NS Pharma, Inc. has received preliminary analysis results from the global Phase 3 clinical trial (RACER53 study, NCT04060199) of NS-065/NCNP-01.

Viltolarsen was approved by the United States (US) Food and Drug Administration (FDA) in 2020 under the brand name VILTEPSO – for the treatment of Duchenne muscular dystrophy (Duchenne) in patients who have a confirmed mutation of the dystrophin gene that is amenable to exon 53 skipping, under the FDA accelerated approval pathway based on an increase in dystrophin production in skeletal muscle observed in treated patients. In the US, continued approval for this indication may be contingent upon verification and description of clinical benefit in a confirmatory trial.

The RACER53 Study is a randomized, double-blind, placebo-controlled, comparative study of 77 ambulatory boys with Duchenne. The study evaluated the efficacy and safety of an 80 mg/kg once weekly dosing of the treatment – versus placebo – for 48 weeks and was intended to serve as a confirmatory study.

The primary endpoint of the study was Time to Stand from Supine evaluated as velocity (rise/sec). The viltolarsen group showed a trend of increased velocity from baseline after treatment for 48 weeks. However, the placebo group also showed a trend of increased velocity, and there was no statistically significant difference between the viltolarsen group and the placebo group.

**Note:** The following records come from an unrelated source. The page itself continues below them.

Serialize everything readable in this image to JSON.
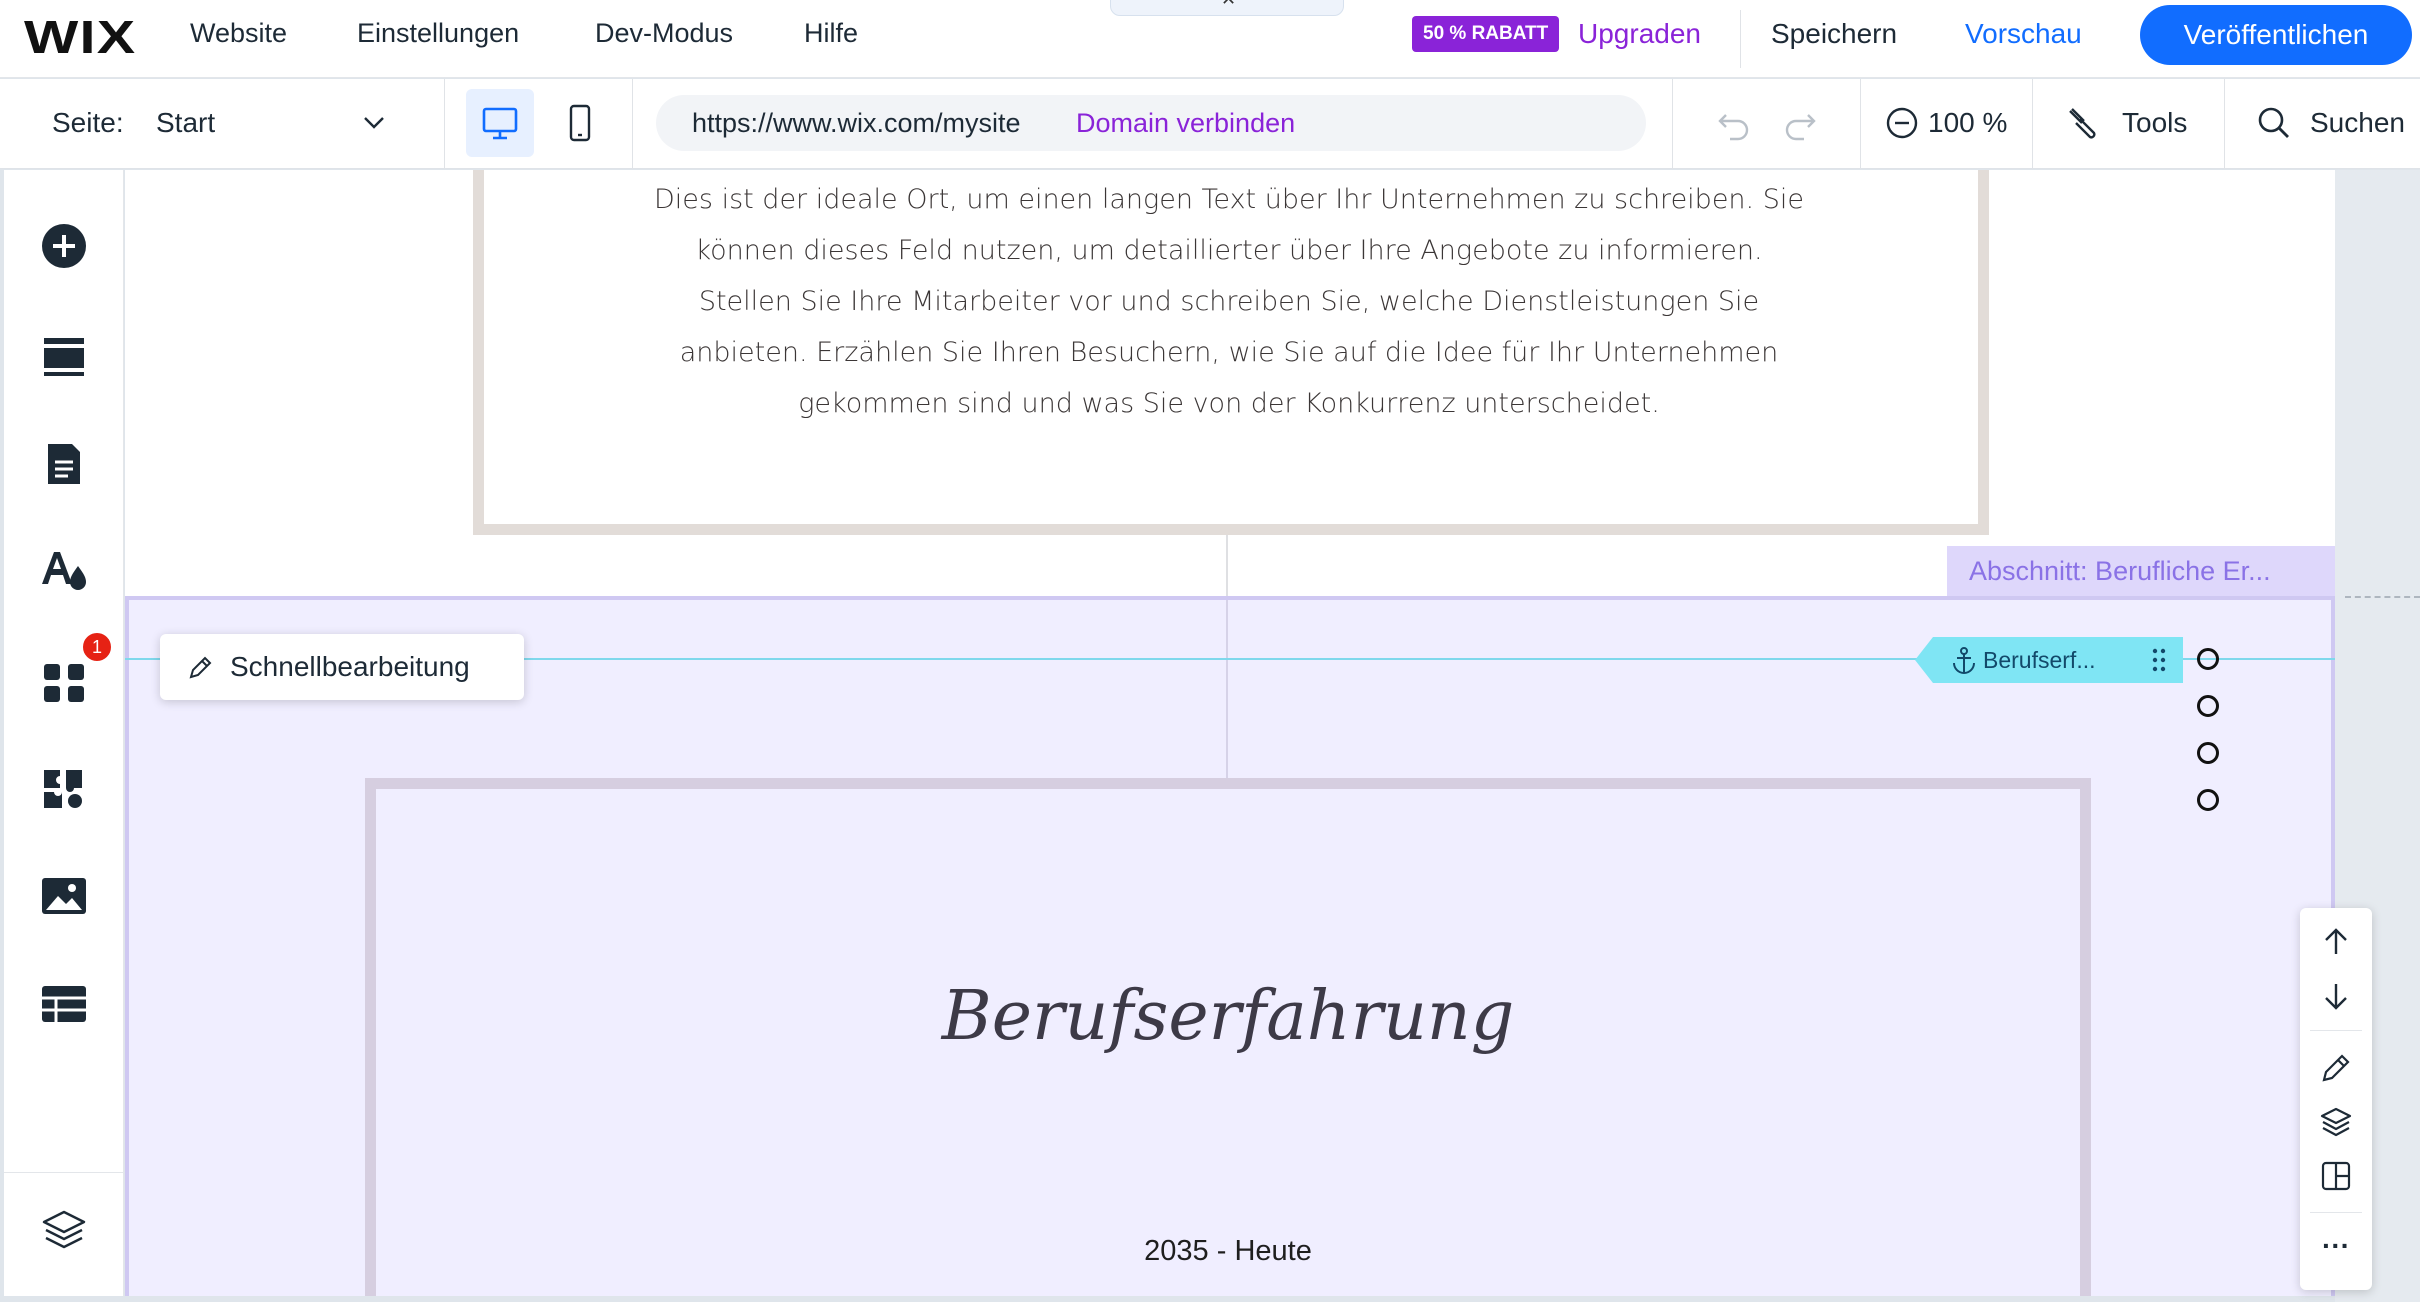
{
  "topbar": {
    "logo": "WIX",
    "menu": [
      "Website",
      "Einstellungen",
      "Dev-Modus",
      "Hilfe"
    ],
    "discount_badge": "50 % RABATT",
    "upgrade": "Upgraden",
    "save": "Speichern",
    "preview": "Vorschau",
    "publish": "Veröffentlichen"
  },
  "toolbar": {
    "page_label": "Seite:",
    "page_value": "Start",
    "url": "https://www.wix.com/mysite",
    "connect_domain": "Domain verbinden",
    "zoom": "100 %",
    "tools": "Tools",
    "search": "Suchen"
  },
  "sidebar": {
    "icons": [
      "add-elements-icon",
      "sections-icon",
      "pages-icon",
      "site-design-icon",
      "apps-icon",
      "business-apps-icon",
      "media-icon",
      "cms-icon",
      "layers-icon"
    ],
    "apps_notification": "1"
  },
  "canvas": {
    "about_text": "Dies ist der ideale Ort, um einen langen Text über Ihr Unternehmen zu schreiben. Sie können dieses Feld nutzen, um detaillierter über Ihre Angebote zu informieren. Stellen Sie Ihre Mitarbeiter vor und schreiben Sie, welche Dienstleistungen Sie anbieten. Erzählen Sie Ihren Besuchern, wie Sie auf die Idee für Ihr Unternehmen gekommen sind und was Sie von der Konkurrenz unterscheidet.",
    "section_label": "Abschnitt: Berufliche Er...",
    "quick_edit": "Schnellbearbeitung",
    "anchor_label": "Berufserf...",
    "heading": "Berufserfahrung",
    "period": "2035 - Heute"
  },
  "colors": {
    "accent": "#116dff",
    "purple": "#8a23d8",
    "section_bg": "#f0eeff",
    "anchor": "#7fe5f4"
  }
}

Preliminary safety results indicated that all adverse events that occurred under viltolarsen treatment were mild or moderate. There were no treatment emergent adverse events that led to discontinuation of the drug during the study.

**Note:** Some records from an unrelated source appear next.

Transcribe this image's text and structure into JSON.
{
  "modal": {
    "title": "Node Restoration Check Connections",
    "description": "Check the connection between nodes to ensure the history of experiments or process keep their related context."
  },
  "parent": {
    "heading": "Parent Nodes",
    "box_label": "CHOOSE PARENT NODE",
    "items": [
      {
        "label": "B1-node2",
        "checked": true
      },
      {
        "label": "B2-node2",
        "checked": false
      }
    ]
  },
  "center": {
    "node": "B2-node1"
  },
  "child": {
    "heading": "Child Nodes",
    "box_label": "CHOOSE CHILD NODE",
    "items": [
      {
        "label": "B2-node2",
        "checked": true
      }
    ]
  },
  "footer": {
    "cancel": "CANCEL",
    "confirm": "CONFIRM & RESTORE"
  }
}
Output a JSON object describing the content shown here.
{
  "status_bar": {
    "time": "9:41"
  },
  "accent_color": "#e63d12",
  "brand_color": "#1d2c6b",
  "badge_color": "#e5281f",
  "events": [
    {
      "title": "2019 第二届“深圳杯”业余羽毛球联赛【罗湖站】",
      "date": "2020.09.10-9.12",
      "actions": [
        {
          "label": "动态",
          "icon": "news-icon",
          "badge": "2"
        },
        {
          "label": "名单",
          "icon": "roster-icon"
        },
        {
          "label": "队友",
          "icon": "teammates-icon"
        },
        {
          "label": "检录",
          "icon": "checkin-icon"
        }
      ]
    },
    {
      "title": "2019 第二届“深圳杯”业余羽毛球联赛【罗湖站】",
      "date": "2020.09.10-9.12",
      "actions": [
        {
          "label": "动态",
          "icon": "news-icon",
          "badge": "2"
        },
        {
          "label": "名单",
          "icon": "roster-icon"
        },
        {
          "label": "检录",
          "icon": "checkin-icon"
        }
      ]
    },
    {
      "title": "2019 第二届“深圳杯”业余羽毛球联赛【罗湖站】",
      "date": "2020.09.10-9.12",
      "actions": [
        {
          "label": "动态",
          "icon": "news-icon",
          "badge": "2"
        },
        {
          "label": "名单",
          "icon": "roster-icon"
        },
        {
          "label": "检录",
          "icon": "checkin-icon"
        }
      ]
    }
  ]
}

"We are currently conducting further detailed data analyses and identifying factors that may have influenced the results (e.g. age, treatment period, and effect of concomitant drugs including glucocorticoid therapy)," said Tsugio Tanaka, President, NS Pharma.

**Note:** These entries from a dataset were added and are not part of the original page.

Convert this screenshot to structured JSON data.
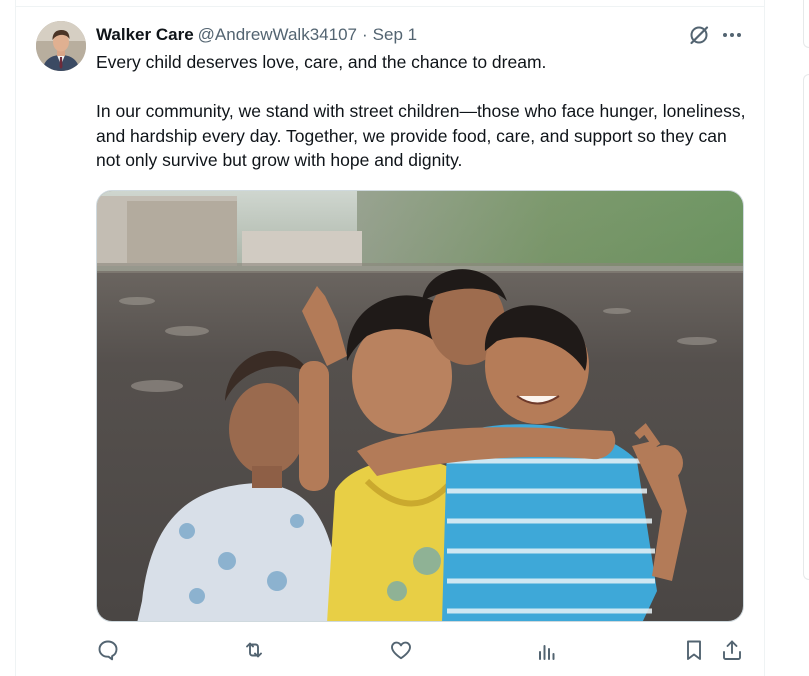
{
  "tweet": {
    "author_name": "Walker Care",
    "handle": "@AndrewWalk34107",
    "separator": "·",
    "date": "Sep 1",
    "text_paragraph_1": "Every child deserves love, care, and the chance to dream.",
    "text_paragraph_2": "In our community, we stand with street children—those who face hunger, loneliness, and hardship every day. Together, we provide food, care, and support so they can not only survive but grow with hope and dignity."
  },
  "icons": {
    "header": [
      "grok-icon",
      "more-icon"
    ],
    "actions": [
      "reply-icon",
      "repost-icon",
      "like-icon",
      "views-icon",
      "bookmark-icon",
      "share-icon"
    ]
  },
  "colors": {
    "text_primary": "#0f1419",
    "text_secondary": "#536471",
    "border": "#eff3f4"
  }
}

"Considering the results of prior clinical studies, we have confidence that viltolarsen can be a beneficial treatment for amenable patients with Duchenne," Tanaka added.

Specifically, in addition to the increase in dystrophin production in skeletal muscle that formed the basis of the FDA approval, a previously reported Phase 2, open-label, long-term extension study evaluated viltolarsen in 16 subjects between the ages of four and 10 with Duchenne amenable to exon 53 skipping.

NS Pharma is currently conducting further detailed data analyses, including post-hoc data analyses, and plans to work closely with regulatory authorities to determine how to proceed based on the results of this analysis and in the best interests of patients. The company will report on additional analyses and discussions with the regulatory authorities at a later date.